1.1.3 – Quanto, poi, alle censure mosse alla sentenza impugnata in relazione al mancato riconoscimento dell’attenuante ex art. 62 c.p., n. 5, per evidenziarne l’infondatezza è sufficiente rilevare che la giurisprudenza di questa Corte è assolutamente univoca nel ritenere che per l’applicazione di tale attenuante "non è sufficiente che la condotta della persona offesa si inserisca nella serie causale determinativa dell’evento ai sensi dell’art. 41 c.p., ma è altresì necessario che essa sia collegata con la condotta del colpevole anche sul piano della causalità psicologica, oltre che su quello della causalità materiale, nel senso che l’offeso deve avere voluto lo stesso evento avuto di mira dal soggetto attivo del reato", avendo precisato, in particolare che "dovendo la volontà della persona offesa convergere verso lo stesso accadimento che la sua condotta concorre a determinare, non basta ad integrare la detta attenuante una qualsiasi determinazione volitiva antigiuridica della stessa" (in termini, ex multis, Sez. 1, Sentenza n. 9352 del 9/5/1994 dep. 31/8/1994, imp. La Vergata, Rv. 199834).
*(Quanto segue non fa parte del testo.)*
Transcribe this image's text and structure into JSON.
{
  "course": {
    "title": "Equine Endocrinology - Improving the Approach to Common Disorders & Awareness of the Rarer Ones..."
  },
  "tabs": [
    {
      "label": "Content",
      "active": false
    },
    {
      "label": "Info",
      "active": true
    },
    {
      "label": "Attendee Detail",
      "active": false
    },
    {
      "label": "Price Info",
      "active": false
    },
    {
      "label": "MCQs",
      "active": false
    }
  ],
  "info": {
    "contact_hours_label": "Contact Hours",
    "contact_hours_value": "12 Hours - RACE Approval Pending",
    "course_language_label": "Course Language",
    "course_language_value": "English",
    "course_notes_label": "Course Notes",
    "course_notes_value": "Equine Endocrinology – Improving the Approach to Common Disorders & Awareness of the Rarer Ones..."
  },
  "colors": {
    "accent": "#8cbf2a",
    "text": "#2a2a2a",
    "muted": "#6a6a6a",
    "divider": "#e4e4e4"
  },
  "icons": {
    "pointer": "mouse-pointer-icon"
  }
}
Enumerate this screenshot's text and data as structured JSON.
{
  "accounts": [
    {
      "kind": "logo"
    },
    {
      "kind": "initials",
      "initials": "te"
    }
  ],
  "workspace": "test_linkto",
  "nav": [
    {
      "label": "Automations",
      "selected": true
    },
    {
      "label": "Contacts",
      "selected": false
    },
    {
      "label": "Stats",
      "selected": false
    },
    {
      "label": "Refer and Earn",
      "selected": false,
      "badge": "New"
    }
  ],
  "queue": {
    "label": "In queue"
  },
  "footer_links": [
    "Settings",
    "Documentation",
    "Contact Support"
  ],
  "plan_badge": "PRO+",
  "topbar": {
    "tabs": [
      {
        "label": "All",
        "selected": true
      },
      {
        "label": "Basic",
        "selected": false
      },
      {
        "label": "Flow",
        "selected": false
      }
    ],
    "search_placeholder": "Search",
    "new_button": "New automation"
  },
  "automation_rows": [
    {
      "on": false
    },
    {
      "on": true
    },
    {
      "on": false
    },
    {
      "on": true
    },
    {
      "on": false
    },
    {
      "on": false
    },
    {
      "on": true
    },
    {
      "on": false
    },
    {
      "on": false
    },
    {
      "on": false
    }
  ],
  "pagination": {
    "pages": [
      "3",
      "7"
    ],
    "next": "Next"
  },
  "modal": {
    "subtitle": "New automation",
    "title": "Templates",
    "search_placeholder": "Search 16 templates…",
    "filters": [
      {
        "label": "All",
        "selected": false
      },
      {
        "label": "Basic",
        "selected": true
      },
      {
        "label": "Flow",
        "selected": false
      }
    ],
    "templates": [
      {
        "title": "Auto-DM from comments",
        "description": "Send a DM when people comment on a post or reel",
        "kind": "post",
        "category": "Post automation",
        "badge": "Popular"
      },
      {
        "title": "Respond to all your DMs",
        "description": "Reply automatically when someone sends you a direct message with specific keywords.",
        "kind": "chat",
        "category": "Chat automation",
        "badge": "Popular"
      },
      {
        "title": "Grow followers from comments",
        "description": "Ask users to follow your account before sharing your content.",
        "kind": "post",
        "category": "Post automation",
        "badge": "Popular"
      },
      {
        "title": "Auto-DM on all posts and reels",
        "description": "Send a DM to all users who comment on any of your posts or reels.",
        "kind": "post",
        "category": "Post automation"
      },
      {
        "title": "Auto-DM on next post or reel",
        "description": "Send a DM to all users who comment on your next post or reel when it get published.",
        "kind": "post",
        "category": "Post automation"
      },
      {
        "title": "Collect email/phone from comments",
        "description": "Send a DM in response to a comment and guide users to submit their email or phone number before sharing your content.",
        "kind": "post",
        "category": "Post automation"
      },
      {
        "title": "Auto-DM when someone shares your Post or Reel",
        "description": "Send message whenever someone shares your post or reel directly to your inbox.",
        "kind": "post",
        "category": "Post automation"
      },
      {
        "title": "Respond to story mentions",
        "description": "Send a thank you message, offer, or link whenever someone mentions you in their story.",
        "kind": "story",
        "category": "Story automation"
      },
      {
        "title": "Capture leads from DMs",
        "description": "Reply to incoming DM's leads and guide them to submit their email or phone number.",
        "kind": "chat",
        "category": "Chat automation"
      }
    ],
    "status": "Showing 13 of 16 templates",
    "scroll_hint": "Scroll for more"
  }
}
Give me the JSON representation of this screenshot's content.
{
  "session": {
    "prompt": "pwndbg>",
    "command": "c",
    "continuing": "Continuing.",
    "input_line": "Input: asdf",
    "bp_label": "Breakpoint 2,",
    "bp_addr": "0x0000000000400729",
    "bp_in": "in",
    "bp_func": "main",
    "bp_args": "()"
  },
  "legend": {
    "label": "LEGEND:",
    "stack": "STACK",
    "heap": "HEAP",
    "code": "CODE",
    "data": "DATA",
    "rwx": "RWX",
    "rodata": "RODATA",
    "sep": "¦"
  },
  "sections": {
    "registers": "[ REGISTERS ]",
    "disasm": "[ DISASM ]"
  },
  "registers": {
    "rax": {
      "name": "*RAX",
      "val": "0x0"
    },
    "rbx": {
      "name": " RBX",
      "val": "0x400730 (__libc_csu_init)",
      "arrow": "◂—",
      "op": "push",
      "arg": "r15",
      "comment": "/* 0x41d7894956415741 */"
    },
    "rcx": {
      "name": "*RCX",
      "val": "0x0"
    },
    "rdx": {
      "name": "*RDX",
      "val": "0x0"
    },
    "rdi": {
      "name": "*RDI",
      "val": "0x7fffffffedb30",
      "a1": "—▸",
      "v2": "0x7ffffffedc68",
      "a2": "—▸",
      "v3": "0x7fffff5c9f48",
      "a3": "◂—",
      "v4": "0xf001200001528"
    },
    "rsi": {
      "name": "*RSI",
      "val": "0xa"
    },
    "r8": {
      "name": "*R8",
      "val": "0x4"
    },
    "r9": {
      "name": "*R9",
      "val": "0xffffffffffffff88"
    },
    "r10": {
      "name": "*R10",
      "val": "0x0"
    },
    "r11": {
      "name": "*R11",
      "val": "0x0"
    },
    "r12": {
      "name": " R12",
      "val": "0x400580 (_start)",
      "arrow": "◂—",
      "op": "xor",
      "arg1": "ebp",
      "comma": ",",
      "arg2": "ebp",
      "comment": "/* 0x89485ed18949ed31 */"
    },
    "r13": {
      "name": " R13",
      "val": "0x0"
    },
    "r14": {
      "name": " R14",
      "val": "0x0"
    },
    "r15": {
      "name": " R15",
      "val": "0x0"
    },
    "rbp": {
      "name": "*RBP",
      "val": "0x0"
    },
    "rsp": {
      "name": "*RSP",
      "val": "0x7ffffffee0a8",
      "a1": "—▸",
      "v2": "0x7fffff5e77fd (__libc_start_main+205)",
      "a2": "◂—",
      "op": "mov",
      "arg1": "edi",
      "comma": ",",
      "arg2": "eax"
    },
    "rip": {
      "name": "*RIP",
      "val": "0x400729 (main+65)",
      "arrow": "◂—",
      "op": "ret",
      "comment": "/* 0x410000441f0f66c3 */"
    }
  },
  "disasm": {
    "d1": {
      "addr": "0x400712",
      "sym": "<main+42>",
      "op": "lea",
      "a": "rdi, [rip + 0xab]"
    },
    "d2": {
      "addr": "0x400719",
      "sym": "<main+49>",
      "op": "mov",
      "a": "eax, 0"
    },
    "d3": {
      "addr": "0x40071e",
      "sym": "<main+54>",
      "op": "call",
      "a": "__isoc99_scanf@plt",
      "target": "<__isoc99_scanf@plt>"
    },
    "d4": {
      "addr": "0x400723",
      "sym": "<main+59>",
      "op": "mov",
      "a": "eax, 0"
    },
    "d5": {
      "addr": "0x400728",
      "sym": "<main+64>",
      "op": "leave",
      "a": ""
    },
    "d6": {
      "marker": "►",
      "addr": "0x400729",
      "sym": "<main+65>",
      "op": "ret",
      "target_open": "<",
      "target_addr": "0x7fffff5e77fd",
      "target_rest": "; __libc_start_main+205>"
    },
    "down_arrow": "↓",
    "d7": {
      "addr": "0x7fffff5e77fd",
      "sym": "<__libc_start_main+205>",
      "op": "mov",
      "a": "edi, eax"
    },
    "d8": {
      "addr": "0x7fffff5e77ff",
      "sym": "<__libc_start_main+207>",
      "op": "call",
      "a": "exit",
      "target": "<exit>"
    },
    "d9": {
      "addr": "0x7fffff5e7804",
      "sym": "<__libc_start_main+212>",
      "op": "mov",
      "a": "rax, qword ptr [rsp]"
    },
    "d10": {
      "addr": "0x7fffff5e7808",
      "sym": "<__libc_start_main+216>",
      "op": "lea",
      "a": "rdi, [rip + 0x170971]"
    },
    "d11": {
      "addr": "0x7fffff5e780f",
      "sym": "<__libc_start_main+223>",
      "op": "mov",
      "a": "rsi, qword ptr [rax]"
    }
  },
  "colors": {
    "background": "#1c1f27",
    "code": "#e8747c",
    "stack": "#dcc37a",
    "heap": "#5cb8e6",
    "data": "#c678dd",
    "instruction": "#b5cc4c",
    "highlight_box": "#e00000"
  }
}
1.2 – Infondato deve ritenersi, infine, anche l’ultimo motivo d’impugnazione relativo al trattamento sanzionatorio, dovendo escludersi che i giudici di appello abbiano riservato al P. un trattamento "peggiore rispetto a quello inflitto in primo grado".

Ed invero a prescindere dal rilievo che la pena inflitta al P. è stata comunque ridotta, il ricorrente, nel formulare le sue deduzioni, non considera, per un verso, che il giudice di primo grado, ha determinato la pena base (anni 27 di reclusione) in misura illegale, in violazione cioè dell’art. 23 c.p., ove si consideri per altro verso, che come questa Corte ha già avuto modo di precisare (in termini, Sez. 3, Sentenza n. 39882 del 3/10/2007, dep. 29/10/2007, imp. Costanzo Rv. 238009) il divieto di reformatio in peius previsto dall’art. 597 c.p.p., comma 4, "presuppone che la pena da ridurre sia stata determinata in maniera legale, ovvero in misura eguale o superiore al minimo edittale", eventualità che, come già precisato, non ricorreva affatto nel caso in esame.

2 – Il rigetto del ricorso comporta le conseguenze di cui all’art. 616 c.p.p. in ordine alla spese del presente procedimento.
P.Q.M.

Rigetta il ricorso e condanna il ricorrente al pagamento delle spese processuali.

Testo non ufficiale. La sola stampa del bollettino ufficiale ha carattere legale.